Track the provenance of each data value in the reconciled dataset.
"""
def __init__(self):
self.provenance = {}
def record_provenance(self,
entity: str,
column: str,
final_value: float,
source: str,
method: str,
original_values: Dict = None):
"""Record where a value came from."""
key = (entity, column)
self.provenance[key] = {
'final_value': final_value,
'source': source,
'method': method,
'original_values': original_values,
'timestamp': pd.Timestamp.now().isoformat()
}
def get_provenance(self, entity: str, column: str) -> Dict:
"""Get provenance for a specific value."""
return self.provenance.get((entity, column), None)
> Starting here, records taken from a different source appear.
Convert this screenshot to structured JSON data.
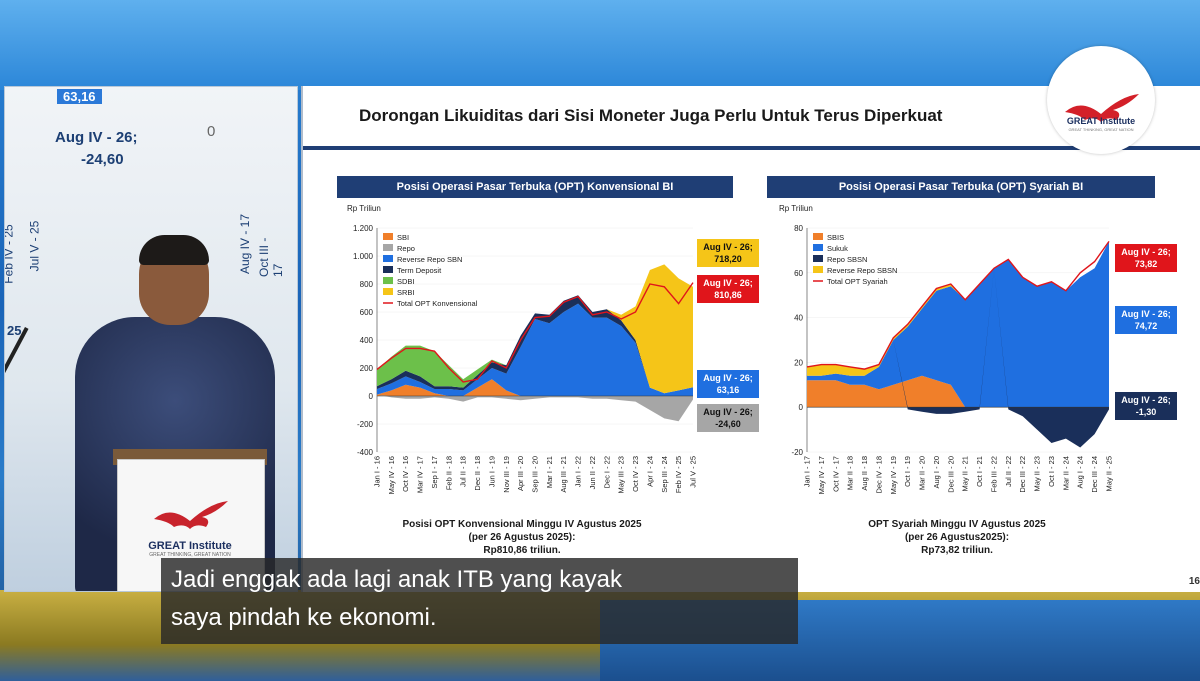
{
  "camera": {
    "slide_glimpse": {
      "label_top": "63,16",
      "callout_line1": "Aug IV - 26;",
      "callout_line2": "-24,60",
      "zero_tick": "0",
      "side_ticks": [
        "Feb IV - 25",
        "Jul V - 25",
        "Aug IV - 17",
        "Oct III - 17"
      ],
      "left_tick": "25"
    },
    "podium": {
      "brand": "GREAT Institute",
      "tagline": "GREAT THINKING, GREAT NATION"
    }
  },
  "slide": {
    "title": "Dorongan Likuiditas dari Sisi Moneter Juga Perlu Untuk Terus Diperkuat",
    "logo": {
      "name": "GREAT Institute",
      "tagline": "GREAT THINKING, GREAT NATION"
    },
    "page_number": "16",
    "left_panel": {
      "header": "Posisi Operasi Pasar Terbuka (OPT) Konvensional BI",
      "unit": "Rp Triliun",
      "caption": [
        "Posisi OPT Konvensional Minggu IV Agustus 2025",
        "(per 26 Agustus 2025):",
        "Rp810,86 triliun."
      ],
      "callouts": [
        {
          "line1": "Aug IV - 26;",
          "line2": "718,20",
          "bg": "#f5c518",
          "fg": "#111111"
        },
        {
          "line1": "Aug IV - 26;",
          "line2": "810,86",
          "bg": "#e0151b",
          "fg": "#ffffff"
        },
        {
          "line1": "Aug IV - 26;",
          "line2": "63,16",
          "bg": "#1f6fe0",
          "fg": "#ffffff"
        },
        {
          "line1": "Aug IV - 26;",
          "line2": "-24,60",
          "bg": "#a6a6a6",
          "fg": "#111111"
        }
      ]
    },
    "right_panel": {
      "header": "Posisi Operasi Pasar Terbuka (OPT) Syariah BI",
      "unit": "Rp Triliun",
      "caption": [
        "OPT Syariah Minggu IV Agustus 2025",
        "(per 26 Agustus2025):",
        "Rp73,82 triliun."
      ],
      "callouts": [
        {
          "line1": "Aug IV - 26;",
          "line2": "73,82",
          "bg": "#e0151b",
          "fg": "#ffffff"
        },
        {
          "line1": "Aug IV - 26;",
          "line2": "74,72",
          "bg": "#1f6fe0",
          "fg": "#ffffff"
        },
        {
          "line1": "Aug IV - 26;",
          "line2": "-1,30",
          "bg": "#1a2f5a",
          "fg": "#ffffff"
        }
      ]
    }
  },
  "subtitles": [
    "Jadi enggak ada lagi anak ITB yang kayak",
    "saya pindah ke ekonomi."
  ],
  "chart_data": [
    {
      "type": "area",
      "title": "Posisi Operasi Pasar Terbuka (OPT) Konvensional BI",
      "ylabel": "Rp Triliun",
      "ylim": [
        -400,
        1200
      ],
      "yticks": [
        -400,
        -200,
        0,
        200,
        400,
        600,
        800,
        1000,
        1200
      ],
      "ytick_labels": [
        "-400",
        "-200",
        "0",
        "200",
        "400",
        "600",
        "800",
        "1.000",
        "1.200"
      ],
      "xtick_labels": [
        "Jan I - 16",
        "May IV - 16",
        "Oct IV - 16",
        "Mar IV - 17",
        "Sep I - 17",
        "Feb II - 18",
        "Jul II - 18",
        "Dec II - 18",
        "Jun I - 19",
        "Nov III - 19",
        "Apr III - 20",
        "Sep III - 20",
        "Mar I - 21",
        "Aug III - 21",
        "Jan I - 22",
        "Jun II - 22",
        "Dec I - 22",
        "May III - 23",
        "Oct IV - 23",
        "Apr I - 24",
        "Sep III - 24",
        "Feb IV - 25",
        "Jul V - 25"
      ],
      "legend_position": "top-left",
      "series": [
        {
          "name": "SBI",
          "color": "#f07f2a",
          "values": [
            10,
            40,
            80,
            60,
            20,
            0,
            0,
            60,
            120,
            40,
            0,
            0,
            0,
            0,
            0,
            0,
            0,
            0,
            0,
            0,
            0,
            0,
            0
          ]
        },
        {
          "name": "Repo",
          "color": "#a6a6a6",
          "values": [
            0,
            -10,
            -20,
            -20,
            -10,
            -20,
            -40,
            -10,
            -10,
            -20,
            -30,
            -20,
            -10,
            -10,
            -10,
            -20,
            -20,
            -30,
            -40,
            -100,
            -160,
            -180,
            -25
          ]
        },
        {
          "name": "Reverse Repo SBN",
          "color": "#1f6fe0",
          "values": [
            40,
            50,
            60,
            40,
            30,
            50,
            40,
            60,
            80,
            120,
            350,
            550,
            520,
            600,
            660,
            560,
            560,
            500,
            380,
            60,
            20,
            40,
            63
          ]
        },
        {
          "name": "Term Deposit",
          "color": "#1a2f5a",
          "values": [
            20,
            30,
            40,
            40,
            20,
            20,
            20,
            30,
            40,
            60,
            80,
            40,
            60,
            80,
            60,
            40,
            60,
            40,
            20,
            0,
            0,
            0,
            0
          ]
        },
        {
          "name": "SDBI",
          "color": "#6cc04a",
          "values": [
            120,
            160,
            180,
            220,
            250,
            150,
            60,
            40,
            20,
            0,
            0,
            0,
            0,
            0,
            0,
            0,
            0,
            0,
            0,
            0,
            0,
            0,
            0
          ]
        },
        {
          "name": "SRBI",
          "color": "#f5c518",
          "values": [
            0,
            0,
            0,
            0,
            0,
            0,
            0,
            0,
            0,
            0,
            0,
            0,
            0,
            0,
            0,
            0,
            0,
            40,
            240,
            840,
            920,
            800,
            718
          ]
        },
        {
          "name": "Total OPT Konvensional",
          "color": "#e0151b",
          "values": [
            190,
            270,
            340,
            340,
            320,
            200,
            100,
            120,
            250,
            200,
            400,
            560,
            570,
            670,
            710,
            580,
            600,
            550,
            600,
            800,
            780,
            660,
            810
          ]
        }
      ]
    },
    {
      "type": "area",
      "title": "Posisi Operasi Pasar Terbuka (OPT) Syariah BI",
      "ylabel": "Rp Triliun",
      "ylim": [
        -20,
        80
      ],
      "yticks": [
        -20,
        0,
        20,
        40,
        60,
        80
      ],
      "ytick_labels": [
        "-20",
        "0",
        "20",
        "40",
        "60",
        "80"
      ],
      "xtick_labels": [
        "Jan I - 17",
        "May IV - 17",
        "Oct IV - 17",
        "Mar II - 18",
        "Aug II - 18",
        "Dec IV - 18",
        "May IV - 19",
        "Oct I - 19",
        "Mar II - 20",
        "Aug I - 20",
        "Dec III - 20",
        "May II - 21",
        "Oct I - 21",
        "Feb III - 22",
        "Jul II - 22",
        "Dec III - 22",
        "May II - 23",
        "Oct I - 23",
        "Mar II - 24",
        "Aug I - 24",
        "Dec III - 24",
        "May II - 25"
      ],
      "legend_position": "top-left",
      "series": [
        {
          "name": "SBIS",
          "color": "#f07f2a",
          "values": [
            12,
            12,
            12,
            10,
            10,
            8,
            10,
            12,
            14,
            12,
            10,
            0,
            0,
            0,
            0,
            0,
            0,
            0,
            0,
            0,
            0,
            0
          ]
        },
        {
          "name": "Sukuk",
          "color": "#1f6fe0",
          "values": [
            2,
            2,
            3,
            4,
            4,
            10,
            20,
            24,
            30,
            40,
            44,
            48,
            55,
            62,
            66,
            58,
            54,
            56,
            52,
            58,
            62,
            74
          ]
        },
        {
          "name": "Repo SBSN",
          "color": "#1a2f5a",
          "values": [
            0,
            0,
            0,
            0,
            0,
            0,
            0,
            -1,
            -2,
            -3,
            -3,
            -2,
            -1,
            0,
            -1,
            -4,
            -10,
            -16,
            -14,
            -18,
            -12,
            -1
          ]
        },
        {
          "name": "Reverse Repo SBSN",
          "color": "#f5c518",
          "values": [
            4,
            5,
            4,
            4,
            3,
            1,
            1,
            1,
            1,
            1,
            1,
            0,
            0,
            0,
            0,
            0,
            0,
            0,
            0,
            0,
            0,
            0
          ]
        },
        {
          "name": "Total OPT Syariah",
          "color": "#e0151b",
          "values": [
            18,
            19,
            19,
            18,
            17,
            19,
            31,
            37,
            45,
            53,
            55,
            48,
            55,
            62,
            66,
            58,
            54,
            56,
            52,
            60,
            65,
            74
          ]
        }
      ]
    }
  ]
}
def generate_audit_report(self) -> pd.DataFrame:
"""Generate complete audit trail."""
records = []
for (entity, column), info in self.provenance.items():
records.append({
'entity': entity,
'column': column,
**info
})
return pd.DataFrame(records)
def reconcile_with_provenance(conflicts: pd.DataFrame,
sources: Dict[str, pd.DataFrame],
source_priority: Dict[str, int]) -> Tuple[pd.DataFrame, pd.DataFrame]:
"""
Reconcile data and track provenance.
"""
tracker = ProvenanceTracker()
reconciler = DataReconciler(source_priority)
# Get base data
priority_source = min(source_priority, key=source_priority.get)
reconciled = sources[priority_source].copy()
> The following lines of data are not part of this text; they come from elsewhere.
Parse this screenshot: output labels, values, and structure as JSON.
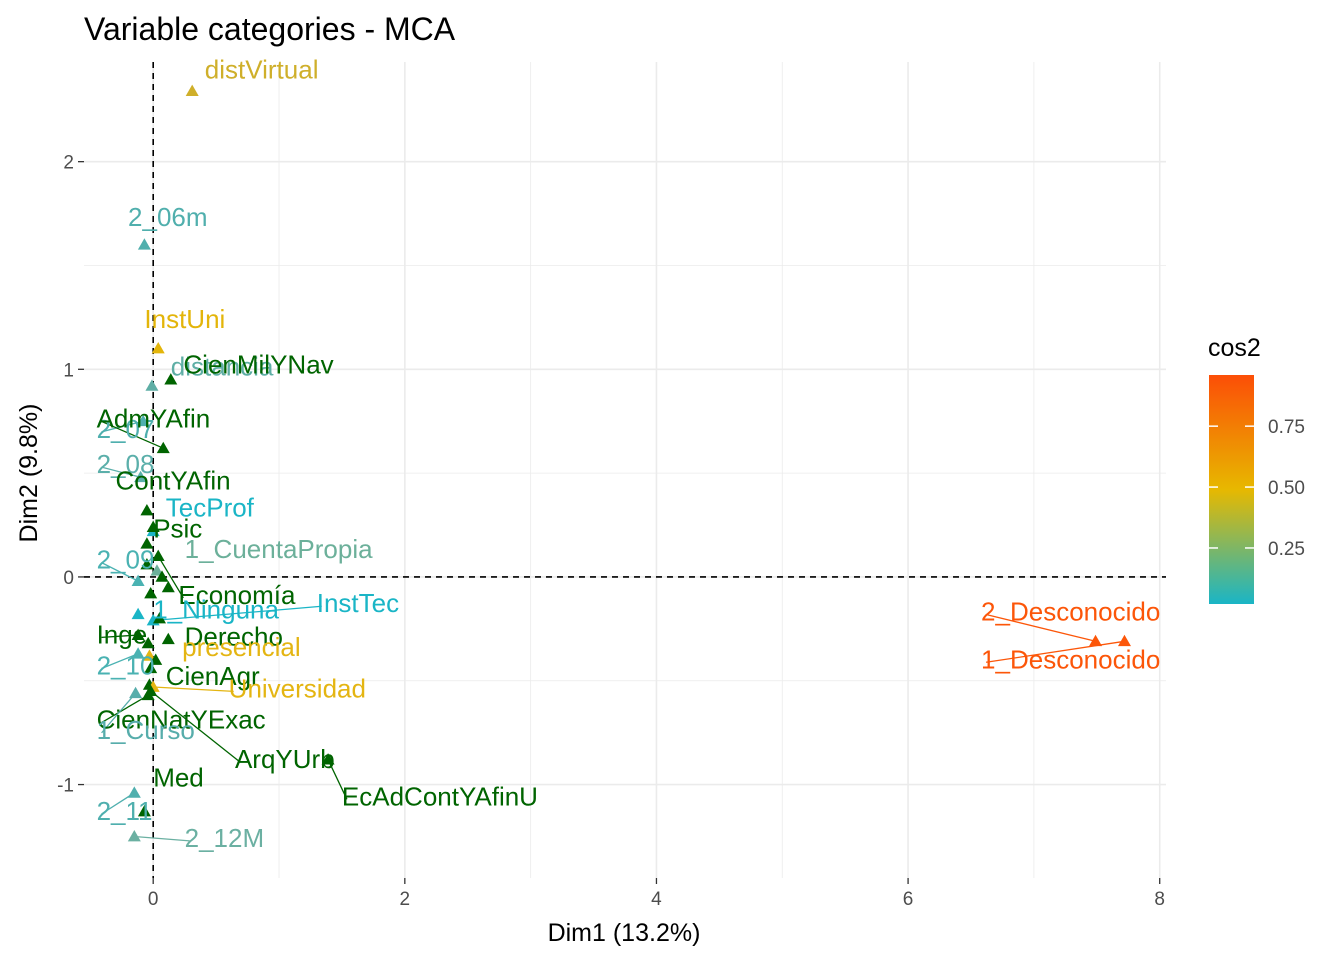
{
  "chart_data": {
    "type": "scatter",
    "title": "Variable categories - MCA",
    "xlabel": "Dim1 (13.2%)",
    "ylabel": "Dim2 (9.8%)",
    "xlim": [
      -0.55,
      8.05
    ],
    "ylim": [
      -1.45,
      2.48
    ],
    "xticks": [
      0,
      2,
      4,
      6,
      8
    ],
    "yticks": [
      -1,
      0,
      1,
      2
    ],
    "grid": true,
    "reference_lines": {
      "x": 0,
      "y": 0,
      "style": "dashed"
    },
    "legend": {
      "title": "cos2",
      "position": "right",
      "ticks": [
        0.25,
        0.5,
        0.75
      ],
      "tick_labels": [
        "0.25",
        "0.50",
        "0.75"
      ],
      "range": [
        0.02,
        0.96
      ],
      "gradient": [
        "#1AB5C6",
        "#E7B800",
        "#FC4E07"
      ]
    },
    "points": [
      {
        "label": "distVirtual",
        "x": 0.31,
        "y": 2.34,
        "color": "#CFAF2A",
        "lx": 0.41,
        "ly": 2.4
      },
      {
        "label": "2_06m",
        "x": -0.07,
        "y": 1.6,
        "color": "#50AFAD",
        "lx": -0.2,
        "ly": 1.69
      },
      {
        "label": "InstUni",
        "x": 0.04,
        "y": 1.1,
        "color": "#E3B50A",
        "lx": -0.07,
        "ly": 1.2
      },
      {
        "label": "distancia",
        "x": -0.01,
        "y": 0.92,
        "color": "#5EAEA5",
        "lx": 0.14,
        "ly": 0.97
      },
      {
        "label": "CienMilYNav",
        "x": 0.14,
        "y": 0.95,
        "color": "#006400",
        "lx": 0.24,
        "ly": 0.98
      },
      {
        "label": "2_07",
        "x": -0.08,
        "y": 0.75,
        "color": "#4FAFAE",
        "lx": -0.45,
        "ly": 0.67
      },
      {
        "label": "AdmYAfin",
        "x": 0.08,
        "y": 0.62,
        "color": "#006400",
        "lx": -0.45,
        "ly": 0.72
      },
      {
        "label": "2_08",
        "x": -0.1,
        "y": 0.48,
        "color": "#5BAFAA",
        "lx": -0.45,
        "ly": 0.5
      },
      {
        "label": "ContYAfin",
        "x": -0.05,
        "y": 0.32,
        "color": "#006400",
        "lx": -0.3,
        "ly": 0.42
      },
      {
        "label": "TecProf",
        "x": 0.0,
        "y": 0.22,
        "color": "#1AB5C6",
        "lx": 0.1,
        "ly": 0.29
      },
      {
        "label": "Psic",
        "x": 0.0,
        "y": 0.24,
        "color": "#006400",
        "lx": 0.0,
        "ly": 0.19
      },
      {
        "label": "1_CuentaPropia",
        "x": 0.03,
        "y": 0.03,
        "color": "#6CB09A",
        "lx": 0.25,
        "ly": 0.09
      },
      {
        "label": "2_09",
        "x": -0.12,
        "y": -0.02,
        "color": "#4AB2B2",
        "lx": -0.45,
        "ly": 0.04
      },
      {
        "label": "Economía",
        "x": 0.04,
        "y": 0.1,
        "color": "#006400",
        "lx": 0.2,
        "ly": -0.13
      },
      {
        "label": "1_Ninguna",
        "x": -0.12,
        "y": -0.18,
        "color": "#1AB5C6",
        "lx": 0.0,
        "ly": -0.2
      },
      {
        "label": "InstTec",
        "x": 0.0,
        "y": -0.21,
        "color": "#1AB5C6",
        "lx": 1.3,
        "ly": -0.17
      },
      {
        "label": "Inge",
        "x": -0.12,
        "y": -0.28,
        "color": "#006400",
        "lx": -0.45,
        "ly": -0.32
      },
      {
        "label": "Derecho",
        "x": 0.12,
        "y": -0.3,
        "color": "#006400",
        "lx": 0.25,
        "ly": -0.33
      },
      {
        "label": "presencial",
        "x": -0.03,
        "y": -0.38,
        "color": "#E4B512",
        "lx": 0.23,
        "ly": -0.38
      },
      {
        "label": "2_10",
        "x": -0.12,
        "y": -0.37,
        "color": "#4AB2B2",
        "lx": -0.45,
        "ly": -0.47
      },
      {
        "label": "CienAgr",
        "x": -0.03,
        "y": -0.52,
        "color": "#006400",
        "lx": 0.1,
        "ly": -0.52
      },
      {
        "label": "Universidad",
        "x": 0.0,
        "y": -0.53,
        "color": "#E4B512",
        "lx": 0.6,
        "ly": -0.58
      },
      {
        "label": "2_Desconocido",
        "x": 7.49,
        "y": -0.31,
        "color": "#FC5609",
        "lx": 6.58,
        "ly": -0.21
      },
      {
        "label": "1_Desconocido",
        "x": 7.72,
        "y": -0.31,
        "color": "#FC5609",
        "lx": 6.58,
        "ly": -0.44
      },
      {
        "label": "CienNatYExac",
        "x": -0.04,
        "y": -0.57,
        "color": "#006400",
        "lx": -0.45,
        "ly": -0.73
      },
      {
        "label": "1_Curso",
        "x": -0.14,
        "y": -0.56,
        "color": "#57ADAB",
        "lx": -0.45,
        "ly": -0.78
      },
      {
        "label": "ArqYUrb",
        "x": -0.02,
        "y": -0.55,
        "color": "#006400",
        "lx": 0.65,
        "ly": -0.92
      },
      {
        "label": "EcAdContYAfinU",
        "x": 1.39,
        "y": -0.88,
        "color": "#006400",
        "lx": 1.5,
        "ly": -1.1
      },
      {
        "label": "Med",
        "x": -0.07,
        "y": -1.13,
        "color": "#006400",
        "lx": -0.0,
        "ly": -1.01
      },
      {
        "label": "2_11",
        "x": -0.15,
        "y": -1.04,
        "color": "#4FAFAE",
        "lx": -0.45,
        "ly": -1.17
      },
      {
        "label": "2_12M",
        "x": -0.15,
        "y": -1.25,
        "color": "#6BB0A2",
        "lx": 0.25,
        "ly": -1.3
      }
    ],
    "extra_points": [
      {
        "x": -0.05,
        "y": 0.16,
        "color": "#006400"
      },
      {
        "x": -0.05,
        "y": 0.06,
        "color": "#006400"
      },
      {
        "x": 0.07,
        "y": 0.0,
        "color": "#006400"
      },
      {
        "x": 0.12,
        "y": -0.05,
        "color": "#006400"
      },
      {
        "x": -0.02,
        "y": -0.08,
        "color": "#006400"
      },
      {
        "x": 0.05,
        "y": -0.2,
        "color": "#006400"
      },
      {
        "x": -0.04,
        "y": -0.32,
        "color": "#006400"
      },
      {
        "x": 0.02,
        "y": -0.4,
        "color": "#006400"
      },
      {
        "x": -0.02,
        "y": -0.44,
        "color": "#006400"
      }
    ]
  }
}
reconciled = reconciled.drop(columns=['source'], errors='ignore')
# Record provenance for non-conflicting values
for _, row in reconciled.iterrows():
for col in reconciled.columns:
if col == 'team':
continue
tracker.record_provenance(
row['team'], col, row[col],
priority_source, 'no_conflict', None
)
# Resolve conflicts with provenance
for _, conflict in conflicts.iterrows():
entity = conflict['entity']
column = conflict['column']
values = conflict['values']
# Resolve
resolved_value, method = reconciler.resolve_by_priority(values)
# Update data
mask = reconciled['team'] == entity
reconciled.loc[mask, column] = resolved_value
# Track provenance
winning_source = method.replace('priority_', '')
tracker.record_provenance(
entity, column, resolved_value,
winning_source, method, values
)
audit_trail = tracker.generate_audit_report()
return reconciled, audit_trail
# Reconcile with full provenance
final_data, audit_trail = reconcile_with_provenance(
conflicts_df, sources,
{'NCAA': 1, 'ESPN': 2, 'SportsRef': 3}
)
print("\n" + "=" * 70)
print("FINAL RECONCILED DATA WITH PROVENANCE")
print("=" * 70)
print("\nReconciled Data:")
print(final_data)
print("\nAudit Trail (sample - conflict resolutions):")
conflict_resolutions = audit_trail[audit_trail['method'].str.startswith('priority')]
print(conflict_resolutions[['entity', 'column', 'final_value', 'source', 'method']])
Summary and Key Learnings
Conflict Types Encountered
- Small numeric differences: Rounding or timing differences (1-5 units)
- Larger discrepancies: Potential data entry errors or source differences
- Systematic differences: One source consistently higher/lower
Resolution Strategies Used
| Strategy | When to Use | Pros | Cons |
|---|---|---|---|
| Priority | Have authoritative source | Consistent, fast | Ignores other sources |
| Majority | Multiple sources agree | Democratic | May not have majority |
| Average | Sources equally trusted | Uses all data | May create false precision |
| Weighted | Varying source quality | Balanced | Requires defining weights |
Best Practices
- Always detect before resolving: Know what conflicts exist
- Analyze patterns: Systematic biases require investigation
- Track provenance: Know where final values came from
- Flag irreconcilable conflicts: Don't force bad resolutions
- Create audit trails: Support transparency and debugging
When Manual Review is Required
- Relative differences > 10%
- Critical statistics (wins, losses)
- Historical data used in official records
- Data that will be published externally
Exercises
-
Add a new source with intentionally different values and resolve the conflicts.
-
Implement a 'newest source wins' strategy that uses timestamps.
-
Create a confidence score for each reconciled value based on source agreement.
-
Build a web interface for the manual review queue.